Black: Out of curiosity, would you say that as your work progresses, is the Big Bang theory more and more validated or are there holes in this theory?

Basden: It’s not that there are holes in it. It’s validated. It’s just pieces that we don’t understand. There are always these strangers. We don’t really understand what 50-75% of the universe is made of, this dark matter.

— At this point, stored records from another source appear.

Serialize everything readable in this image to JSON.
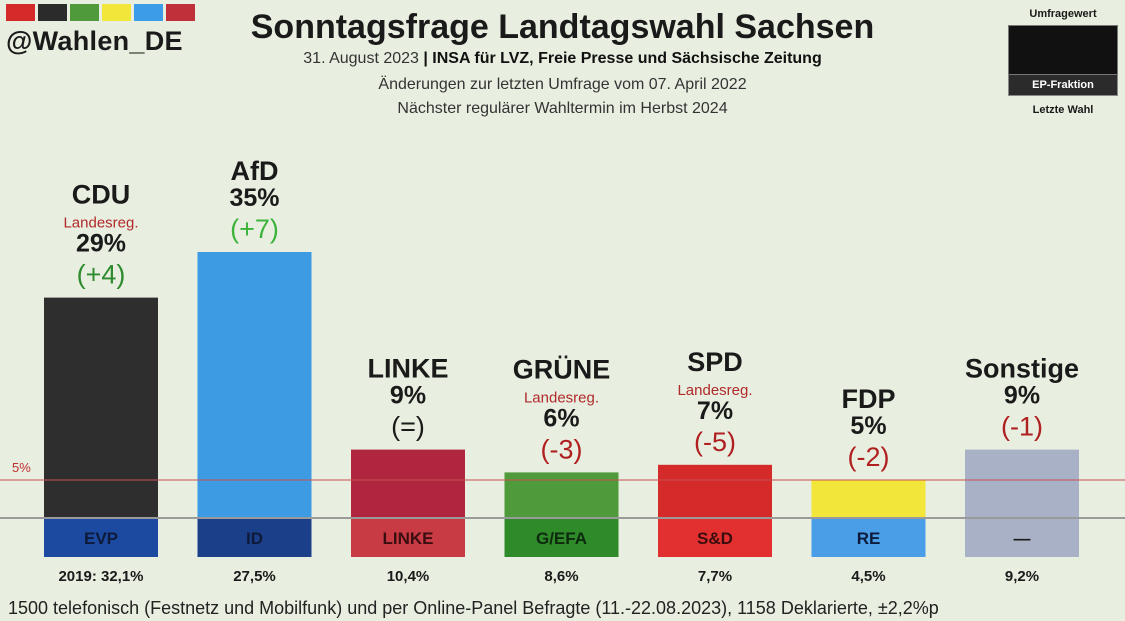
{
  "header": {
    "handle": "@Wahlen_DE",
    "brand_colors": [
      "#d42a2a",
      "#2b2b2b",
      "#4f9a3a",
      "#f2e63a",
      "#3d9ce8",
      "#c0303a"
    ],
    "title": "Sonntagsfrage Landtagswahl Sachsen",
    "subtitle_date": "31. August 2023",
    "subtitle_sep": " | ",
    "subtitle_source": "INSA für LVZ, Freie Presse und Sächsische Zeitung",
    "subtitle_changes": "Änderungen zur letzten Umfrage vom 07. April 2022",
    "subtitle_next": "Nächster regulärer Wahltermin im Herbst 2024"
  },
  "legend": {
    "top": "Umfragewert",
    "band": "EP-Fraktion",
    "bottom": "Letzte Wahl"
  },
  "chart_data": {
    "type": "bar",
    "threshold": {
      "label": "5%",
      "value": 5
    },
    "ylim": [
      0,
      35
    ],
    "bars": [
      {
        "party": "CDU",
        "note": "Landesreg.",
        "value_label": "29%",
        "value": 29,
        "change": "(+4)",
        "change_color": "#2e8b2e",
        "color": "#2e2e2e",
        "ep_group": "EVP",
        "ep_color": "#1c4aa0",
        "ep_text_color": "#0e1a3a",
        "last_election": "2019: 32,1%"
      },
      {
        "party": "AfD",
        "note": "",
        "value_label": "35%",
        "value": 35,
        "change": "(+7)",
        "change_color": "#3cb43c",
        "color": "#3d9be3",
        "ep_group": "ID",
        "ep_color": "#1c3f8a",
        "ep_text_color": "#0e1a3a",
        "last_election": "27,5%"
      },
      {
        "party": "LINKE",
        "note": "",
        "value_label": "9%",
        "value": 9,
        "change": "(=)",
        "change_color": "#1a1a1a",
        "color": "#b1263f",
        "ep_group": "LINKE",
        "ep_color": "#c83a44",
        "ep_text_color": "#3a0e10",
        "last_election": "10,4%"
      },
      {
        "party": "GRÜNE",
        "note": "Landesreg.",
        "value_label": "6%",
        "value": 6,
        "change": "(-3)",
        "change_color": "#b02020",
        "color": "#4f9a3a",
        "ep_group": "G/EFA",
        "ep_color": "#2f8a2a",
        "ep_text_color": "#0e2a0e",
        "last_election": "8,6%"
      },
      {
        "party": "SPD",
        "note": "Landesreg.",
        "value_label": "7%",
        "value": 7,
        "change": "(-5)",
        "change_color": "#b02020",
        "color": "#d42a2a",
        "ep_group": "S&D",
        "ep_color": "#e23030",
        "ep_text_color": "#3a0e0e",
        "last_election": "7,7%"
      },
      {
        "party": "FDP",
        "note": "",
        "value_label": "5%",
        "value": 5,
        "change": "(-2)",
        "change_color": "#b02020",
        "color": "#f2e63a",
        "ep_group": "RE",
        "ep_color": "#4a9ee8",
        "ep_text_color": "#0e1a3a",
        "last_election": "4,5%"
      },
      {
        "party": "Sonstige",
        "note": "",
        "value_label": "9%",
        "value": 9,
        "change": "(-1)",
        "change_color": "#b02020",
        "color": "#a9b1c6",
        "ep_group": "—",
        "ep_color": "#a9b1c6",
        "ep_text_color": "#1a1a1a",
        "last_election": "9,2%"
      }
    ]
  },
  "footer": "1500 telefonisch (Festnetz und Mobilfunk) und per Online-Panel Befragte (11.-22.08.2023), 1158 Deklarierte, ±2,2%p"
}
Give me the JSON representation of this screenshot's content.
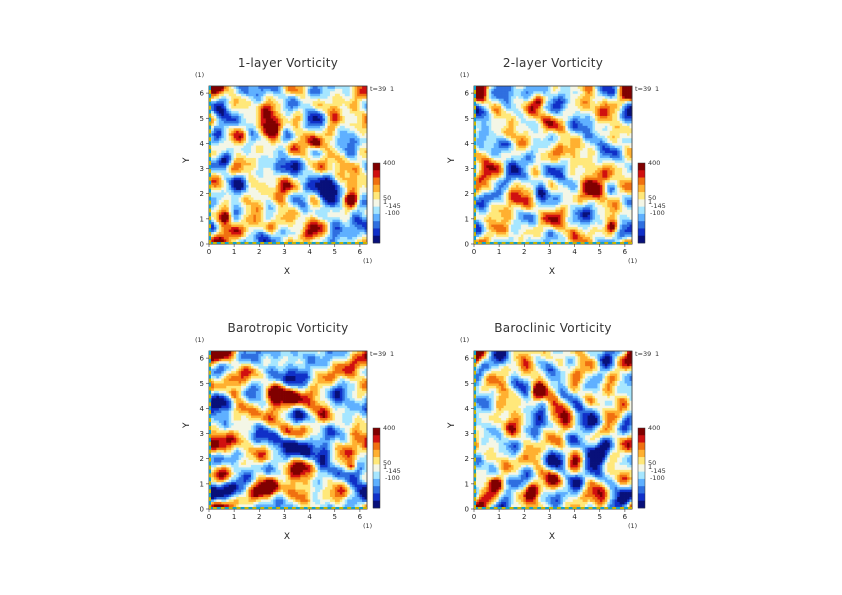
{
  "colors": {
    "scale": [
      "#08107a",
      "#1030c8",
      "#2f6fe0",
      "#5fb0ff",
      "#a6e6ff",
      "#f4f6e6",
      "#ffe87a",
      "#ffb030",
      "#f07010",
      "#d01010",
      "#800000"
    ],
    "tick_bar": [
      "#11a0c8",
      "#c8b400"
    ]
  },
  "chart_data": [
    {
      "type": "heatmap",
      "title": "1-layer Vorticity",
      "xlabel": "X",
      "ylabel": "Y",
      "xlim": [
        0,
        6.283
      ],
      "ylim": [
        0,
        6.283
      ],
      "xticks": [
        "0",
        "1",
        "2",
        "3",
        "4",
        "5",
        "6"
      ],
      "yticks": [
        "0",
        "1",
        "2",
        "3",
        "4",
        "5",
        "6"
      ],
      "unit_x": "(1)",
      "unit_y": "(1)",
      "time_label": "t=39",
      "time_unit": "1",
      "colorbar_labels": [
        "400",
        "50",
        "1",
        "-145",
        "-100"
      ],
      "grid": false,
      "vortices": [
        {
          "x": 4.7,
          "y": 2.1,
          "sign": -1,
          "r": 0.55
        },
        {
          "x": 2.55,
          "y": 4.6,
          "sign": 1,
          "r": 0.35
        },
        {
          "x": 2.4,
          "y": 0.7,
          "sign": 1,
          "r": 0.3
        },
        {
          "x": 0.7,
          "y": 1.1,
          "sign": 1,
          "r": 0.25
        },
        {
          "x": 0.6,
          "y": 3.3,
          "sign": -1,
          "r": 0.3
        },
        {
          "x": 4.3,
          "y": 4.0,
          "sign": 1,
          "r": 0.25
        },
        {
          "x": 5.7,
          "y": 1.8,
          "sign": 1,
          "r": 0.25
        }
      ],
      "seed": 11
    },
    {
      "type": "heatmap",
      "title": "2-layer Vorticity",
      "xlabel": "X",
      "ylabel": "Y",
      "xlim": [
        0,
        6.283
      ],
      "ylim": [
        0,
        6.283
      ],
      "xticks": [
        "0",
        "1",
        "2",
        "3",
        "4",
        "5",
        "6"
      ],
      "yticks": [
        "0",
        "1",
        "2",
        "3",
        "4",
        "5",
        "6"
      ],
      "unit_x": "(1)",
      "unit_y": "(1)",
      "time_label": "t=39",
      "time_unit": "1",
      "colorbar_labels": [
        "400",
        "50",
        "1",
        "-145",
        "-100"
      ],
      "grid": false,
      "vortices": [
        {
          "x": 4.8,
          "y": 2.2,
          "sign": 1,
          "r": 0.45
        },
        {
          "x": 2.6,
          "y": 5.7,
          "sign": 1,
          "r": 0.25
        },
        {
          "x": 1.3,
          "y": 4.0,
          "sign": -1,
          "r": 0.3
        },
        {
          "x": 2.7,
          "y": 2.0,
          "sign": -1,
          "r": 0.3
        },
        {
          "x": 0.6,
          "y": 2.2,
          "sign": 1,
          "r": 0.25
        },
        {
          "x": 5.5,
          "y": 0.7,
          "sign": 1,
          "r": 0.25
        }
      ],
      "seed": 23
    },
    {
      "type": "heatmap",
      "title": "Barotropic Vorticity",
      "xlabel": "X",
      "ylabel": "Y",
      "xlim": [
        0,
        6.283
      ],
      "ylim": [
        0,
        6.283
      ],
      "xticks": [
        "0",
        "1",
        "2",
        "3",
        "4",
        "5",
        "6"
      ],
      "yticks": [
        "0",
        "1",
        "2",
        "3",
        "4",
        "5",
        "6"
      ],
      "unit_x": "(1)",
      "unit_y": "(1)",
      "time_label": "t=39",
      "time_unit": "1",
      "colorbar_labels": [
        "400",
        "50",
        "1",
        "-145",
        "-100"
      ],
      "grid": false,
      "vortices": [
        {
          "x": 4.7,
          "y": 2.2,
          "sign": -1,
          "r": 0.45
        },
        {
          "x": 2.5,
          "y": 4.6,
          "sign": 1,
          "r": 0.3
        },
        {
          "x": 1.0,
          "y": 4.6,
          "sign": 1,
          "r": 0.25
        },
        {
          "x": 2.4,
          "y": 0.9,
          "sign": 1,
          "r": 0.25
        },
        {
          "x": 5.7,
          "y": 1.7,
          "sign": 1,
          "r": 0.2
        }
      ],
      "seed": 37
    },
    {
      "type": "heatmap",
      "title": "Baroclinic Vorticity",
      "xlabel": "X",
      "ylabel": "Y",
      "xlim": [
        0,
        6.283
      ],
      "ylim": [
        0,
        6.283
      ],
      "xticks": [
        "0",
        "1",
        "2",
        "3",
        "4",
        "5",
        "6"
      ],
      "yticks": [
        "0",
        "1",
        "2",
        "3",
        "4",
        "5",
        "6"
      ],
      "unit_x": "(1)",
      "unit_y": "(1)",
      "time_label": "t=39",
      "time_unit": "1",
      "colorbar_labels": [
        "400",
        "50",
        "1",
        "-145",
        "-100"
      ],
      "grid": false,
      "vortices": [
        {
          "x": 4.7,
          "y": 2.1,
          "sign": -1,
          "r": 0.55
        },
        {
          "x": 2.5,
          "y": 4.6,
          "sign": 1,
          "r": 0.3
        },
        {
          "x": 2.3,
          "y": 0.7,
          "sign": 1,
          "r": 0.3
        },
        {
          "x": 5.0,
          "y": 3.4,
          "sign": -1,
          "r": 0.3
        },
        {
          "x": 0.8,
          "y": 1.0,
          "sign": 1,
          "r": 0.25
        }
      ],
      "seed": 51
    }
  ]
}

We don’t really understand what it is, where it comes from, how it interacts, so it’s knowing more and more about the universe, that’s the key.

Black: Okay, so the premise is valid, but it completes the picture, I see. Now can you give us a profile of the Dell server and cluster technologies you have implemented?

Basden: So we currently have two generations of systems that are supplied by Dell. We have a system that was installed in 2018, … series servers (Dell EMC PowerEdge C6420). And that happens for 500 knots of that. Then our most recent system was installed last year, in 2021, it is, again, similar servers, four servers in 2U. And it is Dell C6525 series (servers) with AMD EPYC chips inside. These are the ones with one terabyte of RAM per node.

We also have a smaller test cluster of 24 nodes, which we use to test new technologies. So that’s where the Bluefield testing is done, that’s where the Rockport (Networks) testing took place. And we’re looking at converting half of COSMA to this Rockport thing. So in terms of Dell kit they provide all the service for that, we also use Dell hardware for our storage. So we have multi-petabyte Luster file systems, which, again, run on Dell hardware.

Black: Ok, and tell us about your Center of Excellence partnership with Dell and the value of it to the organization and (to) the development of your HPC infrastructure.

Basden: One of the key things that (the partnership) gives us is access to Dell engineers, which allows us to get an idea of ​​what’s to come. That’s one of the reasons we were involved with Rockport before they went public. (Dell) put us in touch with Rockport through this Center of Excellence. And then we were able to start testing this type of kit. So it really gives us an early look at new technologies, interesting new technologies, things that are useful to us. And by doing that, we’re able to (give) feedback to Dell on how useful this kind of kit is and where we’d like future technologies to take us. So it’s a two-way street with benefits for both parties.

Black: OK. Well, it was a pleasure. We caught up with Dr Alistair Basden from COSMA HPC at Durham University in the UK. Alistair, thank you very much.